この世界では医療技術が発達していない。そのため、お抱えの医者がいる貴族でさえ子供のうちに命を落とすことも少なくない。だから、子供が産まれても10歳までは正式に公表しないのだ。
このお披露目会が対外的に子供の存在を伝える場となっている。
こういう経験はないので
「そこまで気負わなくとも、アルジエル派、それと懇意にしている商人たちぐらいしか来ない。

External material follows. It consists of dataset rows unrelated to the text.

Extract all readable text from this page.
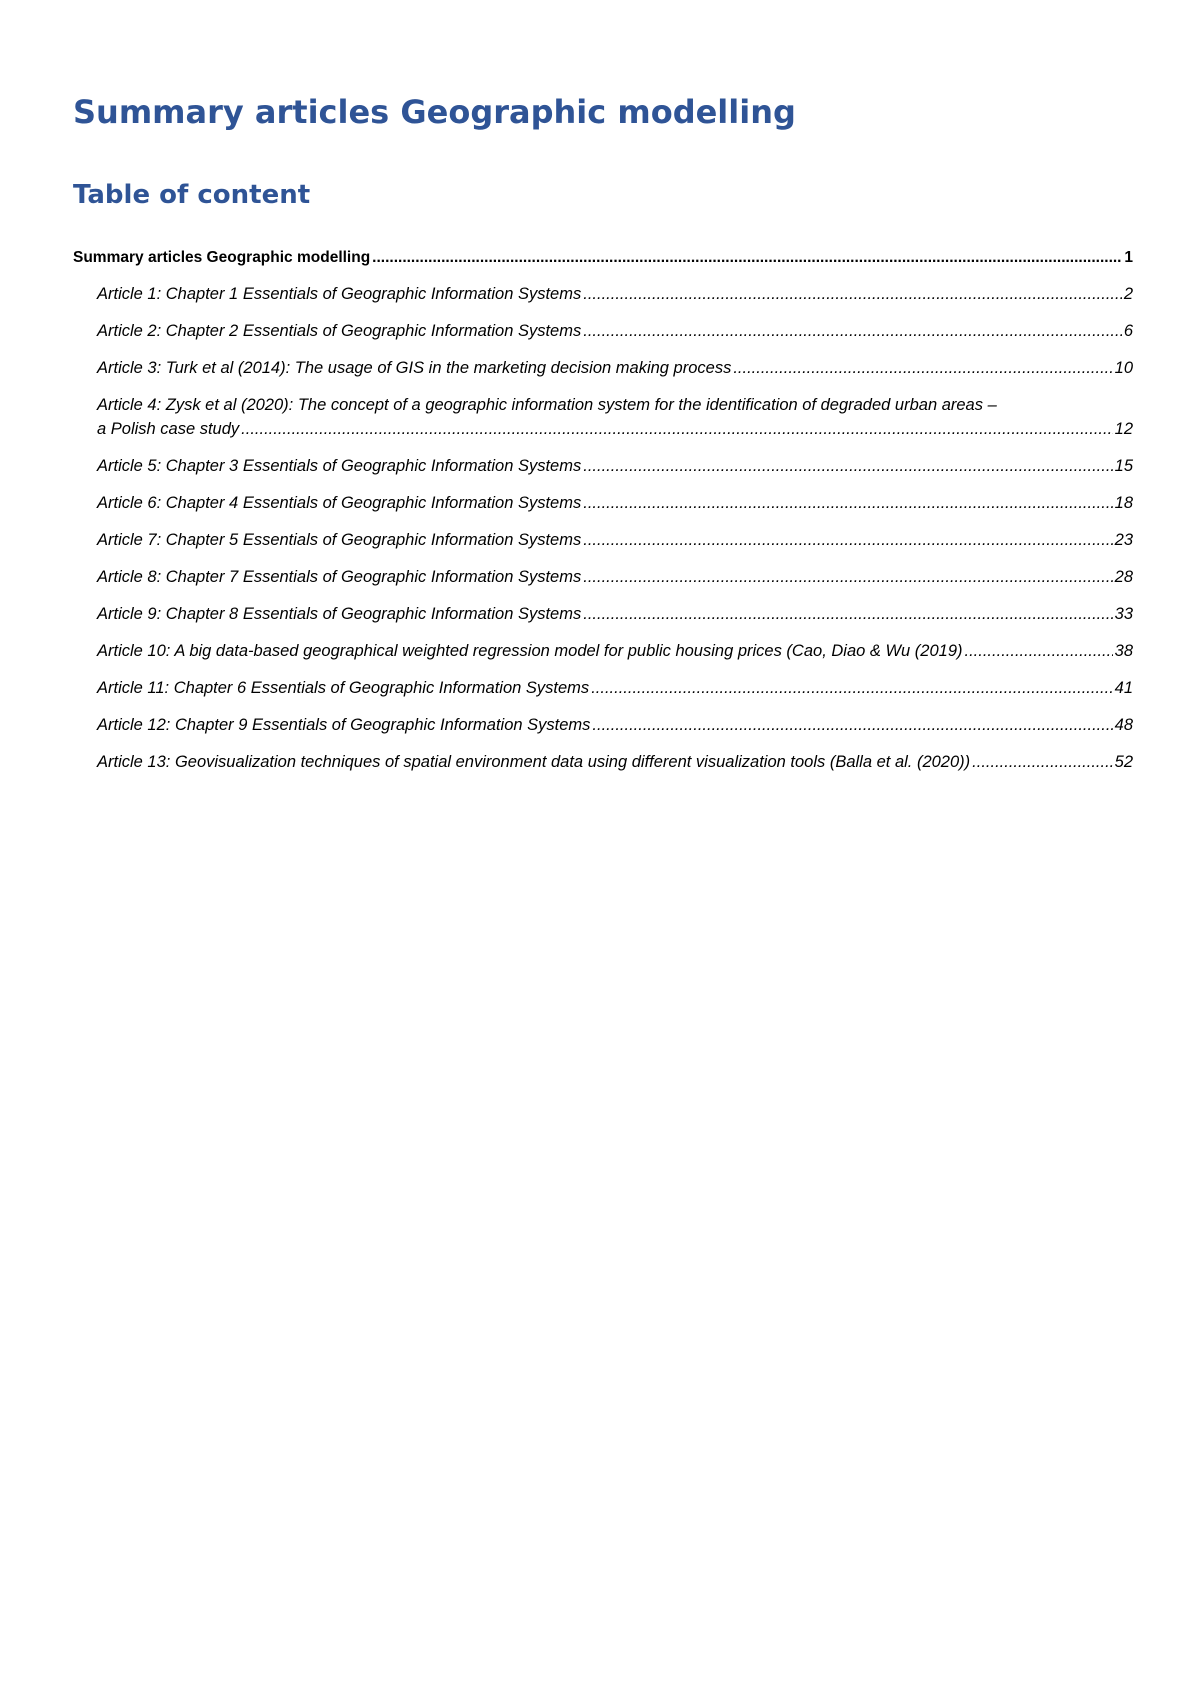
Summary articles Geographic modelling
Table of content
Summary articles Geographic modelling .....	1
Article 1: Chapter 1 Essentials of Geographic Information Systems .....	2
Article 2: Chapter 2 Essentials of Geographic Information Systems .....	6
Article 3: Turk et al (2014): The usage of GIS in the marketing decision making process .....	10
Article 4: Zysk et al (2020): The concept of a geographic information system for the identification of degraded urban areas –
a Polish case study .....	12
Article 5: Chapter 3 Essentials of Geographic Information Systems .....	15
Article 6: Chapter 4 Essentials of Geographic Information Systems .....	18
Article 7: Chapter 5 Essentials of Geographic Information Systems .....	23
Article 8: Chapter 7 Essentials of Geographic Information Systems .....	28
Article 9: Chapter 8 Essentials of Geographic Information Systems .....	33
Article 10: A big data-based geographical weighted regression model for public housing prices (Cao, Diao & Wu (2019) .....	38
Article 11: Chapter 6 Essentials of Geographic Information Systems .....	41
Article 12: Chapter 9 Essentials of Geographic Information Systems .....	48
Article 13: Geovisualization techniques of spatial environment data using different visualization tools (Balla et al. (2020)) .....	52
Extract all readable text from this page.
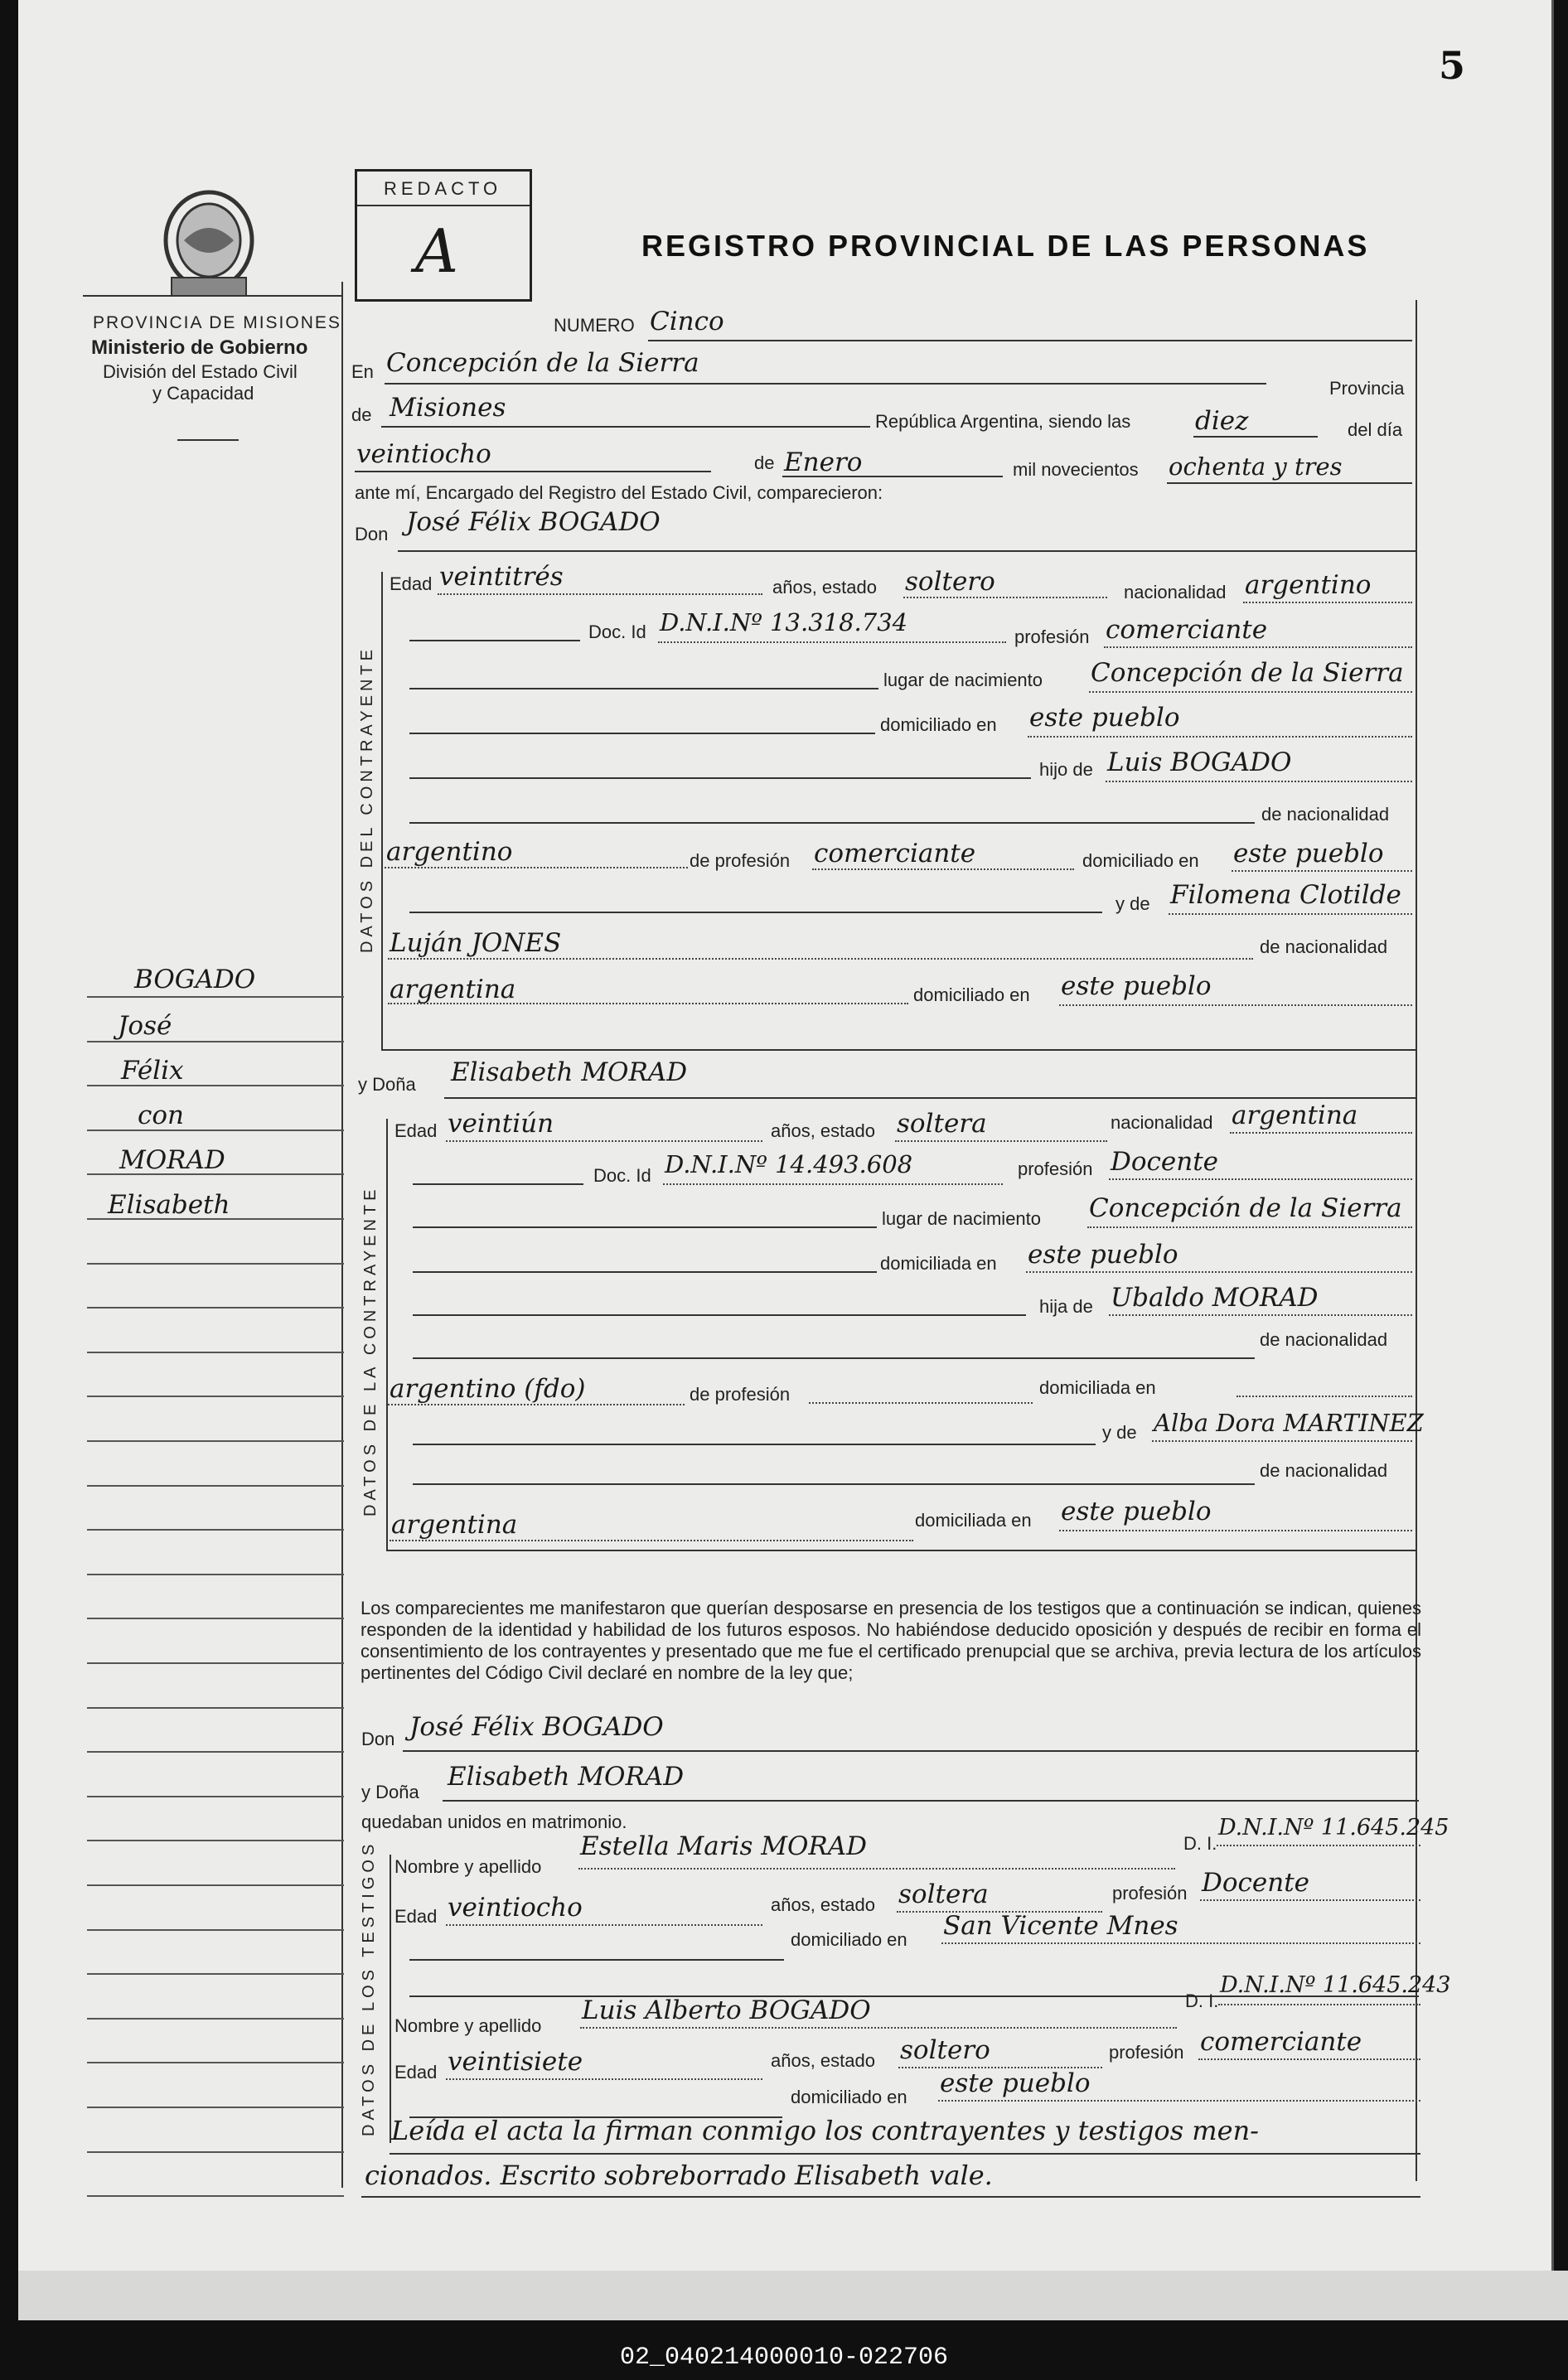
5
PROVINCIA DE MISIONES
Ministerio de Gobierno
División del Estado Civil
y Capacidad
REDACTO
A	REGISTRO PROVINCIAL DE LAS PERSONAS
NUMERO Cinco
En Concepción de la Sierra
Provincia
de Misiones	República Argentina, siendo las	diez	del día
veintiocho	de Enero	mil novecientos ochenta y tres
ante mí, Encargado del Registro del Estado Civil, comparecieron:
Don José Félix BOGADO
DATOS DEL CONTRAYENTE
Edad veintitrés	años, estado soltero	nacionalidad argentino
Doc. Id D.N.I.Nº 13.318.734
profesión comerciante
lugar de nacimiento Concepción de la Sierra
domiciliado en este pueblo
hijo de Luis BOGADO
de nacionalidad
argentino	de profesión comerciante	domiciliado en este pueblo
y de Filomena Clotilde
Luján JONES	de nacionalidad
argentina	domiciliado en este pueblo
y Doña Elisabeth MORAD
DATOS DE LA CONTRAYENTE
Edad veintiún	años, estado soltera	nacionalidad argentina
Doc. Id D.N.I.Nº 14.493.608	profesión Docente
lugar de nacimiento Concepción de la Sierra
domiciliada en este pueblo
hija de Ubaldo MORAD
de nacionalidad
argentino (fdo)	de profesión	domiciliada en
y de Alba Dora MARTINEZ
de nacionalidad
argentina	domiciliada en este pueblo
Los comparecientes me manifestaron que querían desposarse en presencia de los testigos que a continuación se indican, quienes responden de la identidad y habilidad de los futuros esposos. No habiéndose deducido oposición y después de recibir en forma el consentimiento de los contrayentes y presentado que me fue el certificado prenupcial que se archiva, previa lectura de los artículos pertinentes del Código Civil declaré en nombre de la ley que;
Don José Félix BOGADO
y Doña
Elisabeth MORAD
quedaban unidos en matrimonio.
DATOS DE LOS TESTIGOS Nombre y apellido
Estella Maris MORAD	D. I.
D.N.I.Nº 11.645.245
Edad veintiocho	años, estado soltera	profesión Docente
domiciliado en San Vicente Mnes
Nombre y apellido
Luis Alberto BOGADO	D. I.
D.N.I.Nº 11.645.243
Edad veintisiete	años, estado soltero	profesión comerciante
domiciliado en este pueblo
Leída el acta la firman conmigo los contrayentes y testigos men-
cionados. Escrito sobreborrado Elisabeth vale.
BOGADO
José
Félix
con
MORAD
Elisabeth
02_040214000010-022706
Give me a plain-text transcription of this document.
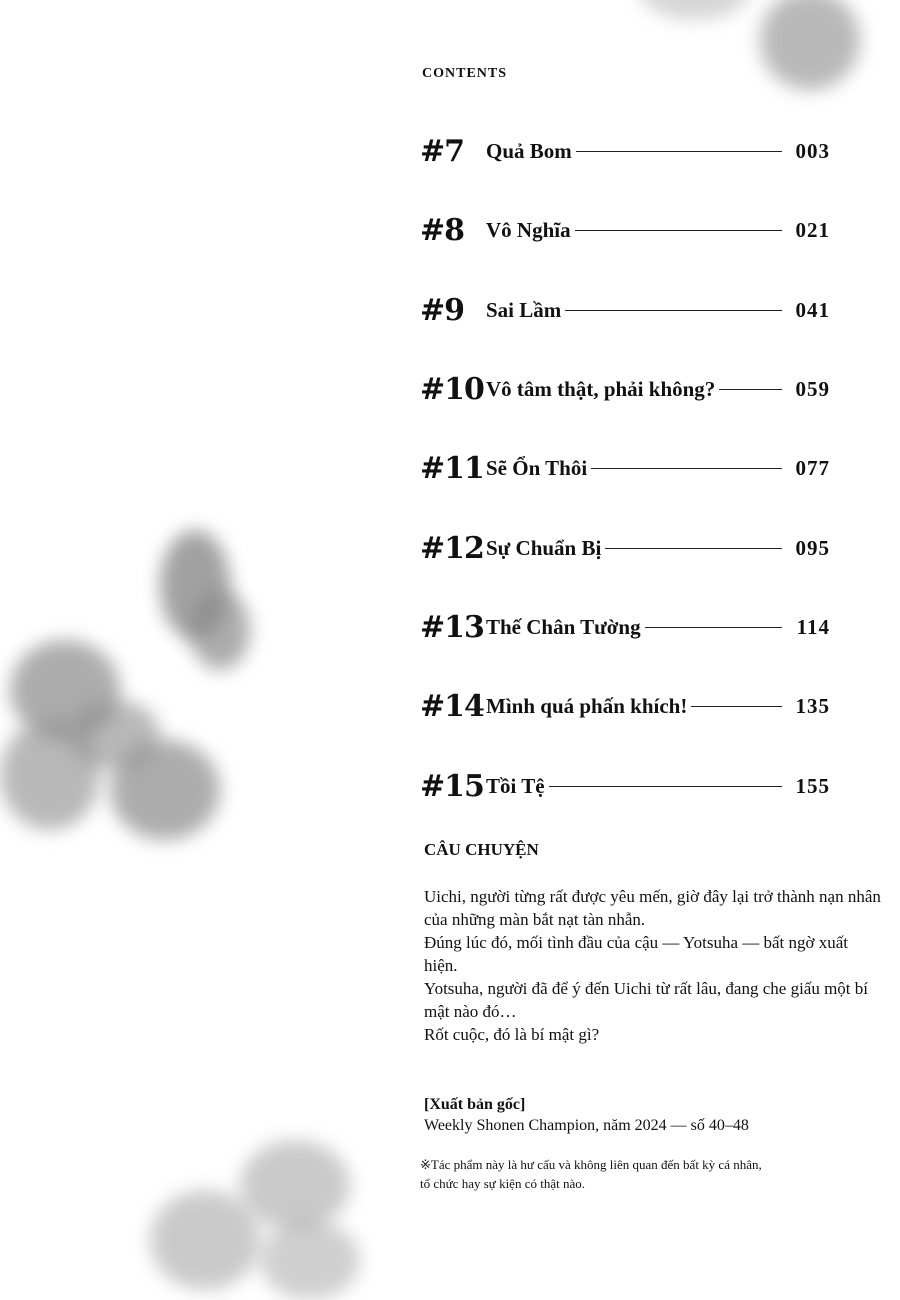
CONTENTS
#7	Quả Bom	003
#8	Vô Nghĩa	021
#9	Sai Lầm	041
#10 Vô tâm thật, phải không?	059
#11 Sẽ Ổn Thôi	077
#12 Sự Chuẩn Bị	095
#13 Thế Chân Tường	114
#14 Mình quá phấn khích!	135
#15 Tồi Tệ	155
CÂU CHUYỆN

Uichi, người từng rất được yêu mến, giờ đây lại trở thành nạn nhân của những màn bắt nạt tàn nhẫn.

Đúng lúc đó, mối tình đầu của cậu — Yotsuha — bất ngờ xuất hiện.

Yotsuha, người đã để ý đến Uichi từ rất lâu, đang che giấu một bí mật nào đó…

Rốt cuộc, đó là bí mật gì?

[Xuất bản gốc]
Weekly Shonen Champion, năm 2024 — số 40–48
※Tác phẩm này là hư cấu và không liên quan đến bất kỳ cá nhân,
tổ chức hay sự kiện có thật nào.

それにアルジエル派でも全員は来られないだろうしな。」
「お父様、アルジエル派とはなんでしょう?」
「そうか、お前はまだ知らなかったな。」
「そうね、私が説明するわね。
今この国にはアルジエル派とコーリアス派の主に二つの派閥があるの。詳しい説明は今度、教育担当から授業で聞くでしょうから、今は簡単に説明するわね。
先代王には、当時の第2王子が選ばれたの。第1王子が亡くなったというわけではないんだけどね。
第1王子からしたらそんなことは面白くなかったでしょうね。その例の第1王子がコーリアス派筆頭のコーリアス侯爵夫人の父親よ。そして、第2王子派にいたものたちの派閥が今のアルジエル派よ。 ちなみにこのルミナリア子爵家もアルジエル派よ。
そういうわけで、コーリアス派とは今でも本当に仲が悪いのよね。」
お姉様の説明で何となくの派閥構成は理解した。
「エリー。
お披露目会には敵対している者はもちろん来ないし、同派閥でも特に親しい者しか来ないわけだ。
そこまで気負おう必要もないからな。
ただし、お前の社交界の仮デビューとなるのだから それなりに頑張れよ。」
「はい、お父様!」
とは言ったものの、もちろん私は前世で正式なパーティーなんて参加したことない。
かろうじて、親戚の結婚式に参列した程度だ。
初めてなら少しくらい失敗しても怒られないだろう。そう楽観的に考えつつ、楽しい夕食を後にして部屋に戻った。
部屋に戻って一人になった瞬間無性に涙が溢れてきた。私はこの世界で一人ぼっちだ。
確かにこの家の人達は皆優しい人たちだ。だから余計に悲しい。
私が自分のことを話しても、相槌を打って話を聞いてくれると思う。でも本当に私の話を理解してくれることはない。
私はそのまま泣き疲れて寝てしまった。
しばらく寝ているとルイーシャが私を寝間着に着替えさせようと部屋に入ってきた。その音で私は目を覚ました。
「エレノア様。どうかなさいました?」
ルイーシャが私の顔を覗き込んで言った。
「え?どうして?」
「目元が赤くなっていますよ。」
「あのね、ちゃんとお披露目会出来るのか少し不安で。私何日も寝てたなら、その分色々と出来なくなっているんじゃないかって…」
私は嘘をついた。
細かな私の変化に気付いてくれるルイーシャに。
「大丈夫ですよ。エレノア様賢いですから。」
優しいルイーシャはそう言ってくれた。